“Savaş ölünce değil, düşmana benzeyince kaybedilir.”
Aliya İzzetbegoviç
BİZ NEYİZ?
Her yılın bitimine sayılı günler kala yüzde bilmem kaçı Müslüman olan ülkemizde ve dolayısıyla şehrimizde dükkânların camekânlarında, evlerimizde, bazı kurum ve kuruluşlarda yılbaşı hazırlıkları yapılmakta, içki satışları ve Hristiyanlık alameti olan yeni yıl (Miladi) kutlamaları adeta ayyuka çıkmaktadır.
Bu manzara-i umumiyeyi her gördüğümde aklıma çok yıllar öncesinde Müslümanlığı seçerek şereflenen İngiliz pop Sanatçısı Cat Stewens’in şu haklı tepkisi gelir;
"Ben İslam’ı seçmeye karar verdiğimde iyi ki Türkiye’yi görmemişim. Zira burayı gördükten sonra belki de Müslümanlığı seçemeyebilirdim…”
Hani hepinizin çok iyi bildiği bir hikâye var ya bir kere daha paylaşalım dilerseniz;
Karganın biri her gün kilisenin çanına pislermiş. Papaz bir türlü yakalayamayınca çanın bulunduğu yere bir bardak şarap koymuş. Karga şarabı içip sızınca yakalamış. Ve demiş ki:
“Ulan mendebur. Müslüman olsan şarap içmezsin, Hristiyan olsan çana pislemezsin. Söyle bana sen nesin…?”
Kimse üstüne alınmasın ama ben kendi nefsime yazıyorum bu yazılarımı. İbret alan alır, almayan da üstüne alınmasın olsun bitsin. Ama yüzde doksan küsuru Müslüman olan bu memlekette bizler Müslümanlığın emir ve yasaklarına değil, Hristiyanlığın ve diğer din ve mezheplerin dayatmalarına tabi oluyoruz.
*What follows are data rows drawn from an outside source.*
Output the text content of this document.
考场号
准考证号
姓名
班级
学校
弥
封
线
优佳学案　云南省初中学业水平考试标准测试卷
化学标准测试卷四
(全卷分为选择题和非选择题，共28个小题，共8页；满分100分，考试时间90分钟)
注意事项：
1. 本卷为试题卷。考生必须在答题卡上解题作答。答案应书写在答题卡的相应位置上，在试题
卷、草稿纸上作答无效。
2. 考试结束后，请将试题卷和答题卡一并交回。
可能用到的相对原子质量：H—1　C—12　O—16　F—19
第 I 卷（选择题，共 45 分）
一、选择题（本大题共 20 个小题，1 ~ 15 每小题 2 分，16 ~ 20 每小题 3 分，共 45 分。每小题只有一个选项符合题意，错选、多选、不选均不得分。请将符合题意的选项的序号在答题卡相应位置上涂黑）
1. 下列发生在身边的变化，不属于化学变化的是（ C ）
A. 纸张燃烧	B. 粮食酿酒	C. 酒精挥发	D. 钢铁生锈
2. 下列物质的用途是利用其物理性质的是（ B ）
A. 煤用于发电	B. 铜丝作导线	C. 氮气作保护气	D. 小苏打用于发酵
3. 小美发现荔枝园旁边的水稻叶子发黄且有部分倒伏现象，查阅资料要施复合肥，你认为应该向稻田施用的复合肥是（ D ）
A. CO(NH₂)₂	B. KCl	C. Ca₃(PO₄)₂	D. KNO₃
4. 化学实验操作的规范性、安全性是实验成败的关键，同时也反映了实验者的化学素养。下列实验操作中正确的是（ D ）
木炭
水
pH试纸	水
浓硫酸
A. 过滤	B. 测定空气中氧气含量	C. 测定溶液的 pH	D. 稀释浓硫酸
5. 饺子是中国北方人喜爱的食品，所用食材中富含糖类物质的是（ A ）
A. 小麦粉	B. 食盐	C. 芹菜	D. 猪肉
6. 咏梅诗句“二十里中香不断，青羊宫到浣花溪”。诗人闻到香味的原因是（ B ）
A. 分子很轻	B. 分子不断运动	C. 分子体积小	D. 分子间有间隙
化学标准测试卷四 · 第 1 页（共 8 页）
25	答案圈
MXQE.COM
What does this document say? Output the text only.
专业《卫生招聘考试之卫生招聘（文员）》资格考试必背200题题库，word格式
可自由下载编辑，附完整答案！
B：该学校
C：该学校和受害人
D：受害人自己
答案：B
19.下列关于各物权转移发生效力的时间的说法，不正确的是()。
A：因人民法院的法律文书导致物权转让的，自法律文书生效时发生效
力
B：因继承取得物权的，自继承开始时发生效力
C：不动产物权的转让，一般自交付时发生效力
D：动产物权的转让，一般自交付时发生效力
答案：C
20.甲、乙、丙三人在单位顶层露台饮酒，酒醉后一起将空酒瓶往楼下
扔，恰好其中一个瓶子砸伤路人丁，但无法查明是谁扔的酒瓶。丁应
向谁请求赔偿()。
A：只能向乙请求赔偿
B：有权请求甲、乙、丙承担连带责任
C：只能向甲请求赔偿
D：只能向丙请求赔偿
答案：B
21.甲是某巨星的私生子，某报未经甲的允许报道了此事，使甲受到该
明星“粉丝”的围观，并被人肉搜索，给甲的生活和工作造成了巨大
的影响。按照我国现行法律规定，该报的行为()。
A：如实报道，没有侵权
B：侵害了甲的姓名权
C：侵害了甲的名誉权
Üstad Necip Fazıl’ın dediği gibi;
Üç günlük dünya için gayret üstüne gayret,
Ebedi bir yaşam için gayret yok hayret.
Evet, biz neyiz değerli dostlar. Ne Müslümanlığı tam olarak biliyoruz ne de tam onlara benzeyebiliyoruz. Onların inançlarını, kültürünü, örfünü ancak moda üzerinden yaşıyor ve inanın komik duruma düşüyoruz. Zira onlara benzemek için, dünyalık çıkarlar için üstadın dediği gibi gayret üstüne gayret ediyoruz ancak asıl ebedi yurdumuz olan yer (ahiret) için bir gıdım gayret etmiyoruz.
O halde bu telaşe neden. İnsan ömründen bir sene daha geride kaldığı için oturup muhasebe yapması gerekirken neden o yeni yıla vur patlasın çal oynasın ve kıyak kafayla giriyor anlamakta gerçekten zorlanıyorum. Hatta diyorlar ya yeni yıla girerken nasıl olmasını dileyerek giriyoruz ya yeni koskoca yıla affedersiniz alkolik ayyaş bir şekilde mi girmeyi reva görüyoruz kendimize.
İşte bu yüzden gerçek manada Müslüman olan insan sırf yeni yıla girerken onlara benzememek adına normal hayatının hemen her günü gibi bir gün geçirmeli, ibadetini yapmalı, o geceyi namazla, duayla geçirmelidir.
Bütün kötülüklerin anası olan içkinin su gibi akıtıldığı, kafaların yarıldığı, içki yüzünden ölümlü kazaların yaşandığı, gençlerin öldüğü, cinayetlerin işlendiği yılın bu son gününü ve uyduruk hiçbir günü ve geceyi inancım gereği kabul etmiyorum.
Büyük devlet adamı ve mütefekkir Aliya İzzetbegoviç’in dediği gibi;
“Savaş ölünce değil, düşmana benzeyince kaybedilir.”
O yüzden ben onlara benzemediğim için aynı tarihe rastlayan Mekke’nin Fethi ve Kudüs için Gümüşhane Halk Eğitimi Merkezi’nde Anadolu Gençlik Derneği’nin organize ettiği günü kutlayarak yeni yıla girmeyi düşünüyorum.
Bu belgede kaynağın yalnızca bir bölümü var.